The good, nice teacher gets walked all over like an ant. The very rare excellent, memoriable teacher, is the only teacher who will find growing an afro to be easy. This unique teacher is ALWAYS MEMORIABLE BECAUSE THIS TEACHER WAS UNIQUE. However, this teacher still falls under category two of teachers to grow their hair...
b) If you don't give a shit what other people say
Thing is, a unique teacher is a memoriable teacher. Unique people are not ashamed to grow their hair out, or do whatever they want to do.

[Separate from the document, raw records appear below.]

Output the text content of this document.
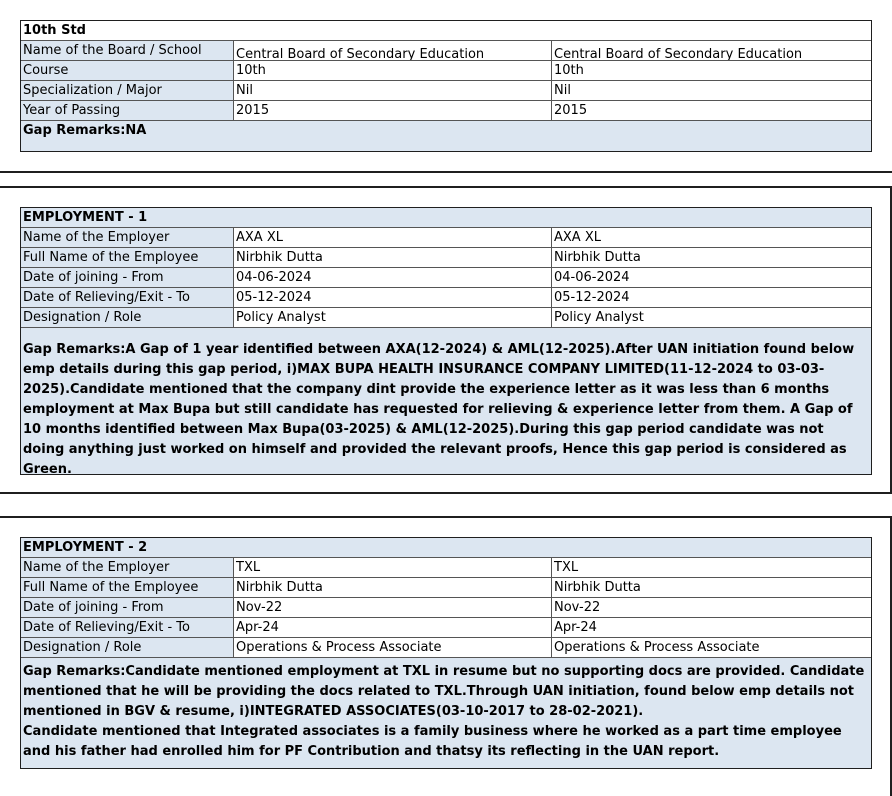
10th Std
Name of the Board / School	Central Board of Secondary Education	Central Board of Secondary Education
Course	10th	10th
Specialization / Major	Nil	Nil
Year of Passing	2015	2015
Gap Remarks:NA
EMPLOYMENT - 1
Name of the Employer	AXA XL	AXA XL
Full Name of the Employee	Nirbhik Dutta	Nirbhik Dutta
Date of joining - From	04-06-2024	04-06-2024
Date of Relieving/Exit - To	05-12-2024	05-12-2024
Designation / Role	Policy Analyst	Policy Analyst

Gap Remarks:A Gap of 1 year identified between AXA(12-2024) & AML(12-2025).After UAN initiation found below emp details during this gap period, i)MAX BUPA HEALTH INSURANCE COMPANY LIMITED(11-12-2024 to 03-03-2025).Candidate mentioned that the company dint provide the experience letter as it was less than 6 months employment at Max Bupa but still candidate has requested for relieving & experience letter from them. A Gap of 10 months identified between Max Bupa(03-2025) & AML(12-2025).During this gap period candidate was not doing anything just worked on himself and provided the relevant proofs, Hence this gap period is considered as Green.

EMPLOYMENT - 2
Name of the Employer	TXL	TXL
Full Name of the Employee	Nirbhik Dutta	Nirbhik Dutta
Date of joining - From	Nov-22	Nov-22
Date of Relieving/Exit - To	Apr-24	Apr-24
Designation / Role	Operations & Process Associate	Operations & Process Associate

Gap Remarks:Candidate mentioned employment at TXL in resume but no supporting docs are provided. Candidate mentioned that he will be providing the docs related to TXL.Through UAN initiation, found below emp details not mentioned in BGV & resume, i)INTEGRATED ASSOCIATES(03-10-2017 to 28-02-2021).

Candidate mentioned that Integrated associates is a family business where he worked as a part time employee and his father had enrolled him for PF Contribution and thatsy its reflecting in the UAN report.
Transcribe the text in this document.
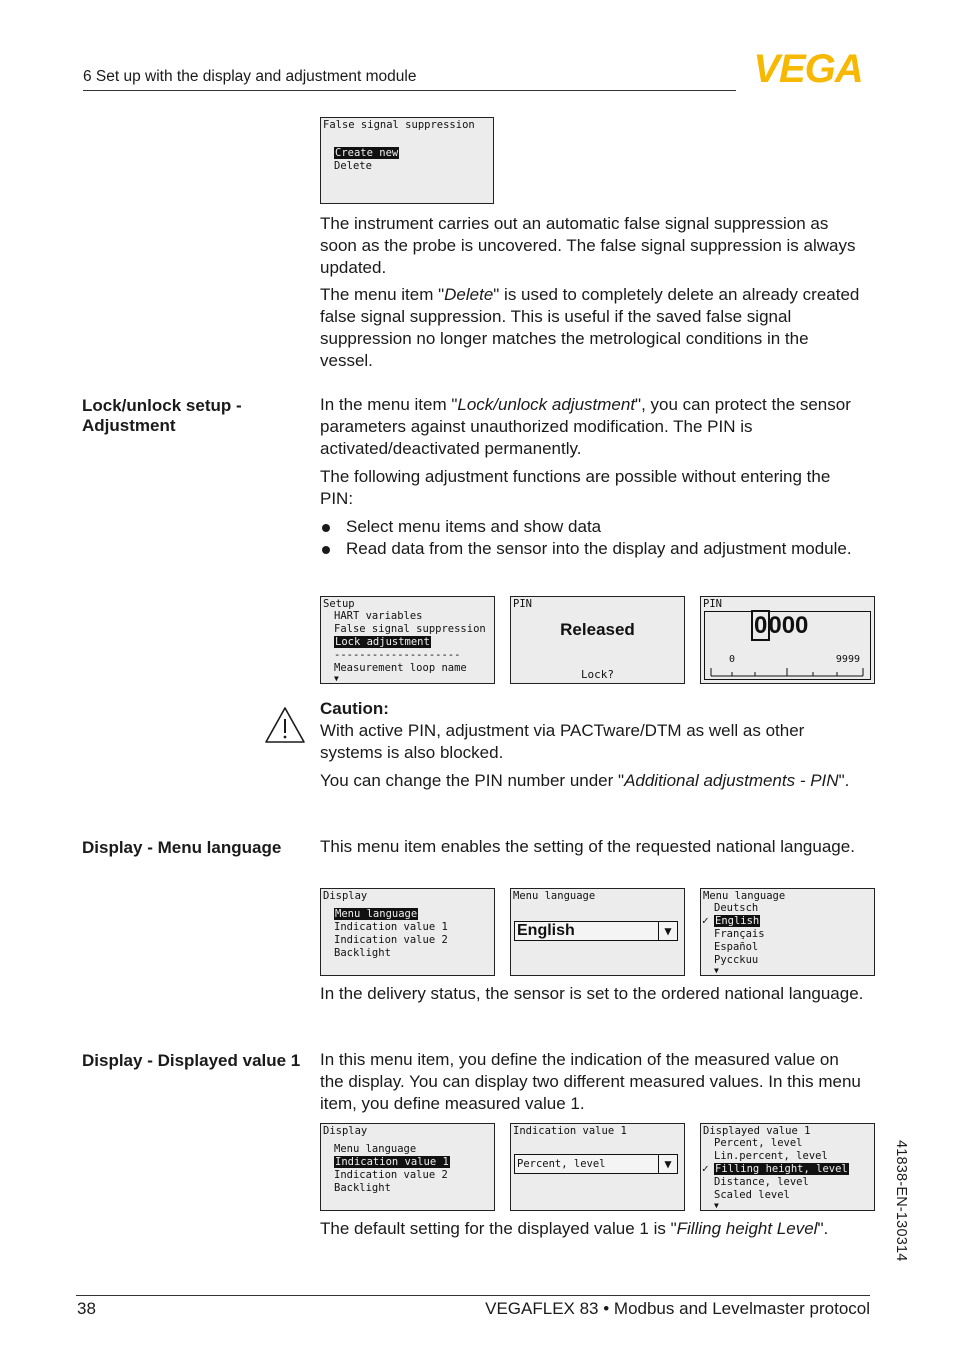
6 Set up with the display and adjustment module	VEGA
False signal suppression
Create new
Delete
The instrument carries out an automatic false signal suppression as soon as the probe is uncovered. The false signal suppression is always updated.
The menu item "Delete" is used to completely delete an already created false signal suppression. This is useful if the saved false signal suppression no longer matches the metrological conditions in the vessel.
Lock/unlock setup - Adjustment
In the menu item "Lock/unlock adjustment", you can protect the sensor parameters against unauthorized modification. The PIN is activated/deactivated permanently.
The following adjustment functions are possible without entering the PIN:
Select menu items and show data
Read data from the sensor into the display and adjustment module.
Setup
HART variables
False signal suppression
Lock adjustment
--------------------
Measurement loop name
▼
PIN
Released
Lock?
PIN
0000
0	9999
Caution:
With active PIN, adjustment via PACTware/DTM as well as other systems is also blocked.
You can change the PIN number under "Additional adjustments - PIN".
Display - Menu language	This menu item enables the setting of the requested national language.
Display
Menu language
Indication value 1
Indication value 2
Backlight
Menu language
English	▼
Menu language
✓
Deutsch
English
Français
Español
Pycckuu
▼
In the delivery status, the sensor is set to the ordered national language.
Display - Displayed value 1 In this menu item, you define the indication of the measured value on the display. You can display two different measured values. In this menu item, you define measured value 1.
Display
Menu language
Indication value 1
Indication value 2
Backlight
Indication value 1
Percent, level	▼
Displayed value 1
✓
Percent, level
Lin.percent, level
Filling height, level
Distance, level
Scaled level
▼
The default setting for the displayed value 1 is "Filling height Level".	41838-EN-130314
38	VEGAFLEX 83 • Modbus and Levelmaster protocol
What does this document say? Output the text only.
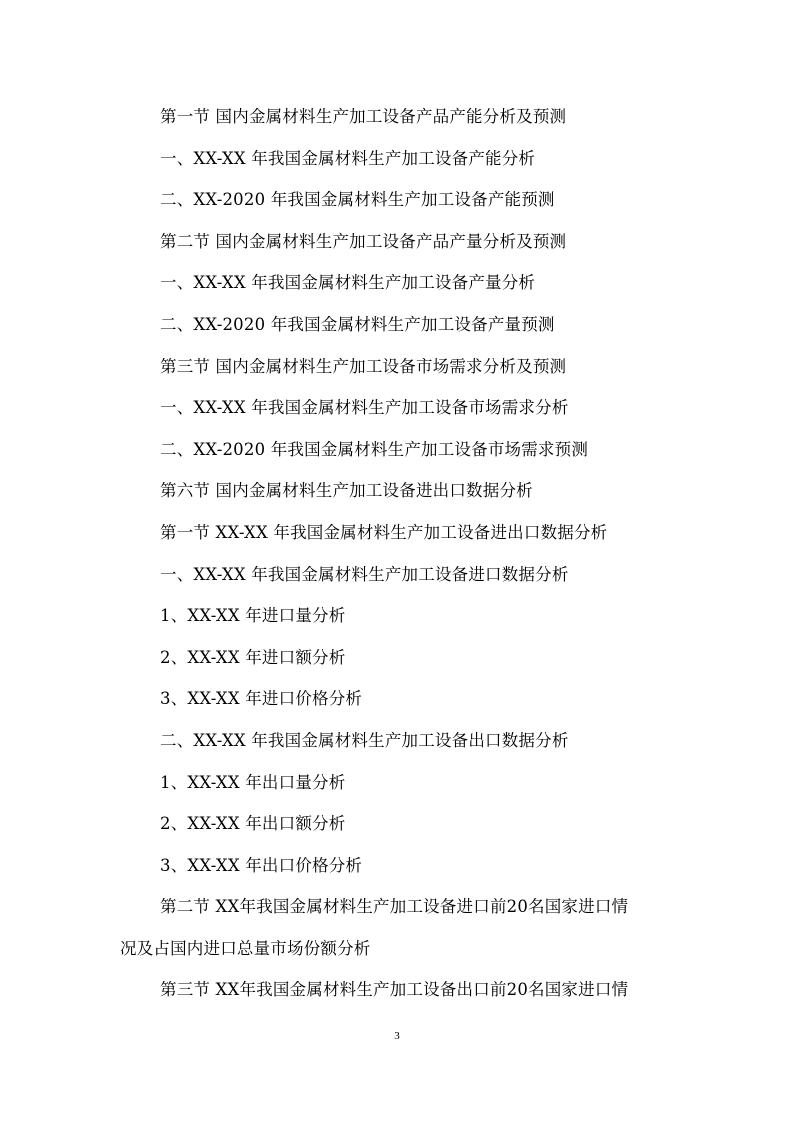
第一节 国内金属材料生产加工设备产品产能分析及预测
一、XX-XX 年我国金属材料生产加工设备产能分析
二、XX-2020 年我国金属材料生产加工设备产能预测
第二节 国内金属材料生产加工设备产品产量分析及预测
一、XX-XX 年我国金属材料生产加工设备产量分析
二、XX-2020 年我国金属材料生产加工设备产量预测
第三节 国内金属材料生产加工设备市场需求分析及预测
一、XX-XX 年我国金属材料生产加工设备市场需求分析
二、XX-2020 年我国金属材料生产加工设备市场需求预测
第六节 国内金属材料生产加工设备进出口数据分析
第一节 XX-XX 年我国金属材料生产加工设备进出口数据分析
一、XX-XX 年我国金属材料生产加工设备进口数据分析
1、XX-XX 年进口量分析
2、XX-XX 年进口额分析
3、XX-XX 年进口价格分析
二、XX-XX 年我国金属材料生产加工设备出口数据分析
1、XX-XX 年出口量分析
2、XX-XX 年出口额分析
3、XX-XX 年出口价格分析
第二节 XX年我国金属材料生产加工设备进口前20名国家进口情
况及占国内进口总量市场份额分析
第三节 XX年我国金属材料生产加工设备出口前20名国家进口情
3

Touche! You see things very clearly. Thank you.
Robert
Peter, I am 41 and a teacher. I began growing my hair long last October with a slight trim in early December. No cutting since then. I can now wear my hair in a ponytail with the help of some spray to hold the sides in place. It is a very neat look, which will be important when school starts back. My experience with the awkward stages so far have not been too awful. My hair is thick and apparently slightly wavy (who knew with short hair). For what it's worth, I checked all my school's written policies about teacher dress and professional requirements. Nothing about hair at all. I am going in next week for a photo for a faculty directory. We'll see what the reaction is as no one has seen me with the ponytail yet.
I have found much of the writing here helpful in considering how to respond to poeple about my hair. I have developed a perspective, that hair is a part of my body, and while style and appearance can be negotionable in the workplace, changing my body is not negotiable. The length of my hair is not a qualification or a disqualification of my abilities as a teacher. I am a good teacher and I know that. My hair length will not change that. I also muse on this: who has had the nerve to speak to one of my female colleagues about the color, style, length or quality of her hair? No one in his right mind would go there.
Where do you teach, and what, and at what age level?
Robert
Robert,
Thanks a lot for your information and congratulations with your ponytail. It is nice to have support from other teachers.
I teach in an European college and I am responsible for social sciences. My students are 18 years old.
I am just starting the growth process and I hope within one year to have long hair.